Tecnologia e inovação no deserto
Para sustentar essa floresta artificial, a China instalou dezenas de estações de bombeamento fotovoltaicas. Esses equipamentos extraem água de lençóis freáticos profundos, garantindo a sobrevivência de mais de 200 mil árvores em locais onde a chuva é praticamente inexistente.
O modelo de gestão ambiental também foca na economia local, integrando o plantio de espécies que produzem frutos e ervas medicinais. Isso gera renda para as comunidades que antes viviam sob a ameaça constante de serem soterradas pela areia.

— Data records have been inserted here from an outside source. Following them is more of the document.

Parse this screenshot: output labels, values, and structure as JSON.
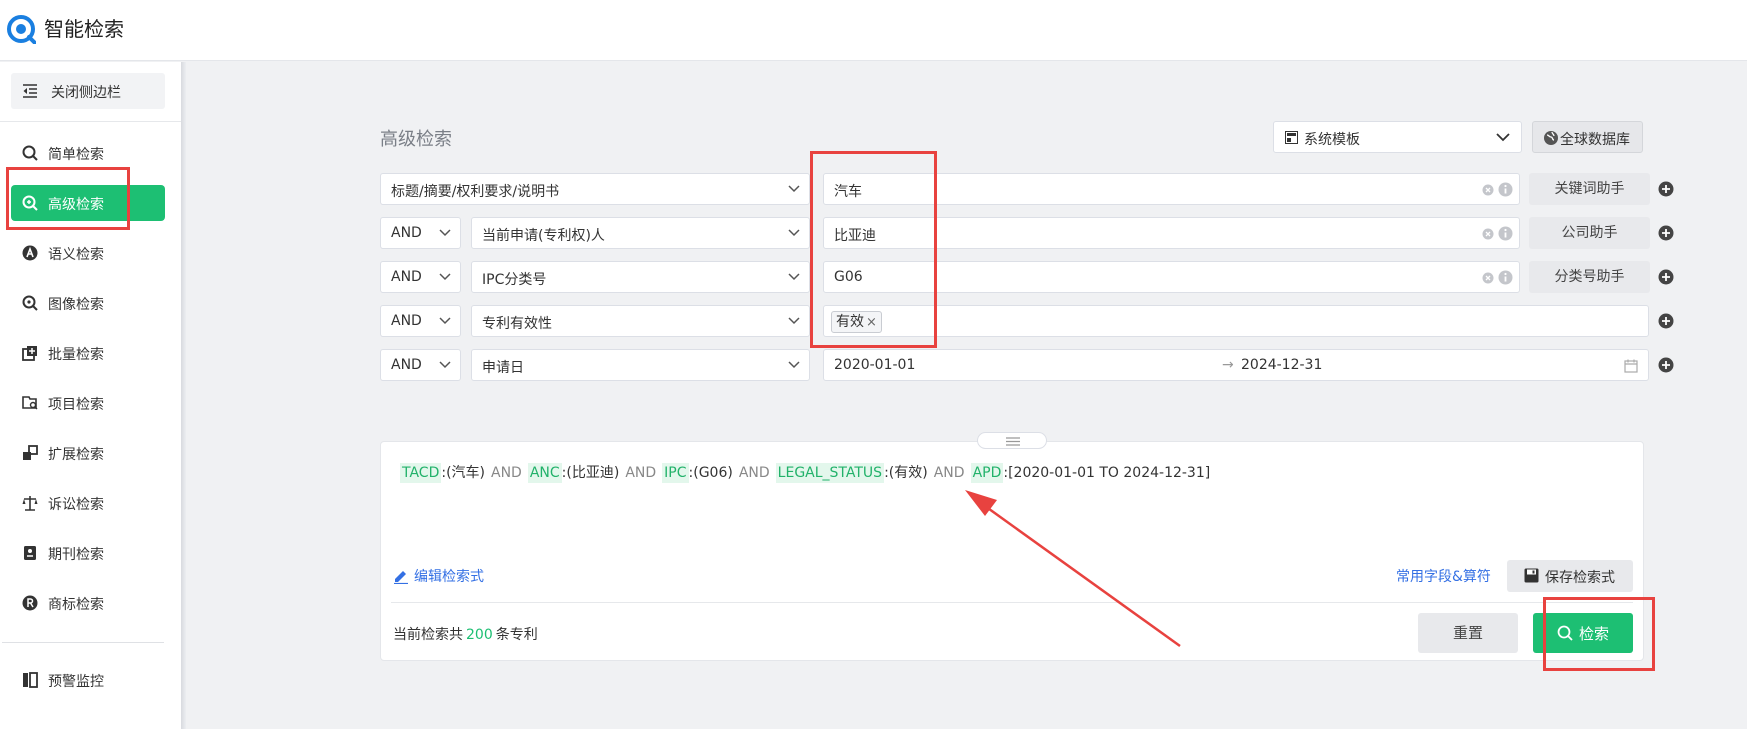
{
  "header": {
    "app_title": "智能检索",
    "logo_icon": "magnifier-logo-icon",
    "brand_color": "#1a7fe0"
  },
  "sidebar": {
    "collapse_label": "关闭侧边栏",
    "items": [
      {
        "label": "简单检索",
        "icon": "search-icon",
        "active": false
      },
      {
        "label": "高级检索",
        "icon": "advanced-search-icon",
        "active": true
      },
      {
        "label": "语义检索",
        "icon": "semantic-icon",
        "active": false
      },
      {
        "label": "图像检索",
        "icon": "image-search-icon",
        "active": false
      },
      {
        "label": "批量检索",
        "icon": "batch-icon",
        "active": false
      },
      {
        "label": "项目检索",
        "icon": "project-icon",
        "active": false
      },
      {
        "label": "扩展检索",
        "icon": "extend-icon",
        "active": false
      },
      {
        "label": "诉讼检索",
        "icon": "scale-icon",
        "active": false
      },
      {
        "label": "期刊检索",
        "icon": "journal-icon",
        "active": false
      },
      {
        "label": "商标检索",
        "icon": "trademark-icon",
        "active": false
      },
      {
        "label": "预警监控",
        "icon": "monitor-icon",
        "active": false
      }
    ],
    "active_color": "#1dbf73"
  },
  "main": {
    "title": "高级检索",
    "template_select": "系统模板",
    "database_button": "全球数据库",
    "rows": [
      {
        "operator": "",
        "field": "标题/摘要/权利要求/说明书",
        "value": "汽车",
        "helper": "关键词助手"
      },
      {
        "operator": "AND",
        "field": "当前申请(专利权)人",
        "value": "比亚迪",
        "helper": "公司助手"
      },
      {
        "operator": "AND",
        "field": "IPC分类号",
        "value": "G06",
        "helper": "分类号助手"
      },
      {
        "operator": "AND",
        "field": "专利有效性",
        "tag": "有效"
      },
      {
        "operator": "AND",
        "field": "申请日",
        "date_from": "2020-01-01",
        "date_to": "2024-12-31"
      }
    ],
    "query": {
      "parts": [
        {
          "field": "TACD",
          "value": ":(汽车)"
        },
        {
          "op": "AND"
        },
        {
          "field": "ANC",
          "value": ":(比亚迪)"
        },
        {
          "op": "AND"
        },
        {
          "field": "IPC",
          "value": ":(G06)"
        },
        {
          "op": "AND"
        },
        {
          "field": "LEGAL_STATUS",
          "value": ":(有效)"
        },
        {
          "op": "AND"
        },
        {
          "field": "APD",
          "value": ":[2020-01-01 TO 2024-12-31]"
        }
      ],
      "edit_label": "编辑检索式",
      "common_fields_label": "常用字段&算符",
      "save_label": "保存检索式",
      "count_prefix": "当前检索共",
      "count_value": "200",
      "count_suffix": "条专利",
      "reset_label": "重置",
      "search_label": "检索"
    }
  },
  "annotation_color": "#e8423f"
}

Especialistas em sustentabilidade global apontam que o projeto é um laboratório vivo para o resto do mundo. A técnica de “quadriculado de palha” é uma das mais elogiadas por sua simplicidade e eficácia na contenção de ventos fortes.
Desafios e segurança hídrica
Apesar dos avanços, o projeto enfrenta críticas sobre o alto consumo de água em regiões áridas. Pesquisadores monitoram se o reflorestamento em massa pode alterar o ciclo hidrológico de províncias vizinhas a longo prazo.
O governo chinês rebate as preocupações afirmando que o uso de sensores de satélite permite um ajuste fino na irrigação. O objetivo agora é garantir que a “Grande Muralha Verde” seja autossustentável até meados de 2050.
A manutenção dessa barreira é considerada uma questão de segurança nacional, visto que protege ferrovias e estradas vitais para o comércio interior. O país segue investindo bilhões em biotecnologia para desenvolver plantas ainda mais resistentes ao estresse hídrico.